• Volume 64 , Number 4
  • Page: 392–5

Short-term follow up of patients with multibacillary leprosy and HIV infection

Mary Jacob1; Soshamma George2; Susanne Pulimood3; Nawab Nathan4


During a period of 9 years, four male patients with HIV and Hansen's disease were detected in Tamil Nadu, South India. The sequence as to which infection came first is not known. All had high-risk sexual behavior with commercial sex workers and a past history of genital ulcer disease. Their spectrum of leprosy was multibacillary. Patient no. 1 had pure neural leprosy of the lepromatous type, which is rare. He also had a single episode of type 1 reaction which did not require steroid therapy. Despite having taken inadequate treatment, patient no. 2 remained clinically and bacteriologically quiescent after 4 years of follow up. He had a low CD4 count of 330 cells/mm3. The third patient completed a full course of multibacillary multidrug therapy, and a year later is clinically and bacteriologically inactive. The fourth patient died of AIDS within 2 months of the dual diagnosis.

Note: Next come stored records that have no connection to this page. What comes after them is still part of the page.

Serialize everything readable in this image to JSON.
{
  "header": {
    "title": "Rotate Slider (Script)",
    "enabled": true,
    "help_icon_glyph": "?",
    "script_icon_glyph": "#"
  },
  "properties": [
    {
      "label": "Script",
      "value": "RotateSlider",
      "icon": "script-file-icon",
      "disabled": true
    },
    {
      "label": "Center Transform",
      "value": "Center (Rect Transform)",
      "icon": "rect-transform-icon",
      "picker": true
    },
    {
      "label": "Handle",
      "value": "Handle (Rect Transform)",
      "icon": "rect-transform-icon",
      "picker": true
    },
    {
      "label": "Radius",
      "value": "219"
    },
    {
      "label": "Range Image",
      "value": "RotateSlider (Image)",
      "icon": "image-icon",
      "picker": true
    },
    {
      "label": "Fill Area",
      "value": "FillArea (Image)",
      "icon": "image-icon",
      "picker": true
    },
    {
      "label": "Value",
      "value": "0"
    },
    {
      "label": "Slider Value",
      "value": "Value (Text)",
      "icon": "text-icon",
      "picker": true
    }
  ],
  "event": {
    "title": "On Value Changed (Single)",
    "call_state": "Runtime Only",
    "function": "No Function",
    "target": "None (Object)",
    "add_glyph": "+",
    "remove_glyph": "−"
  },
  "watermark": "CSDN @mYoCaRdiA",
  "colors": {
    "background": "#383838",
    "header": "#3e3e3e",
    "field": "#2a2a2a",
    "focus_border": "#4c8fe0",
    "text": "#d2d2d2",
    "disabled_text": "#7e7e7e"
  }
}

Au cours d'une période de neuf ans, on a détecté quatre patients de sexe masculin avec une infection à VIII et une maladie de Hansen au Tamil Nadu, dans le Sud de l'Inde. Nous ne savons pas dans quel ordre ces deux infections sont apparues. Tous avaient un comportement sexuel à haut risque avec des professionnels du sexe, et certains avaient une histoire d'ulcère génital. Le type de la maladie était multibacillaire. Le patient no. I avait une lèpre nerveuse pure de type lépromateux, ce qui est rare. Il avait aussi un épisode unique de réaction de type 1, qui n'a pas requis de traitement par steroïdes. En dépit d'un traitement inadéquat, le patient no. 2 est resté cliniquement et bactériologiquement inactif après 5 ans de suivi. Il avait un faible taux de CD4 de 330 cellules/mm'. Le troisème patient a terminé un traitement complet de polychimiothérapie pour multibacillaires, et un an plus tard est cliniquement et bactériologiquement inactif. Le quatrième patient est mort de SIDA dans les deux mois qui ont suivi le double diagnostic.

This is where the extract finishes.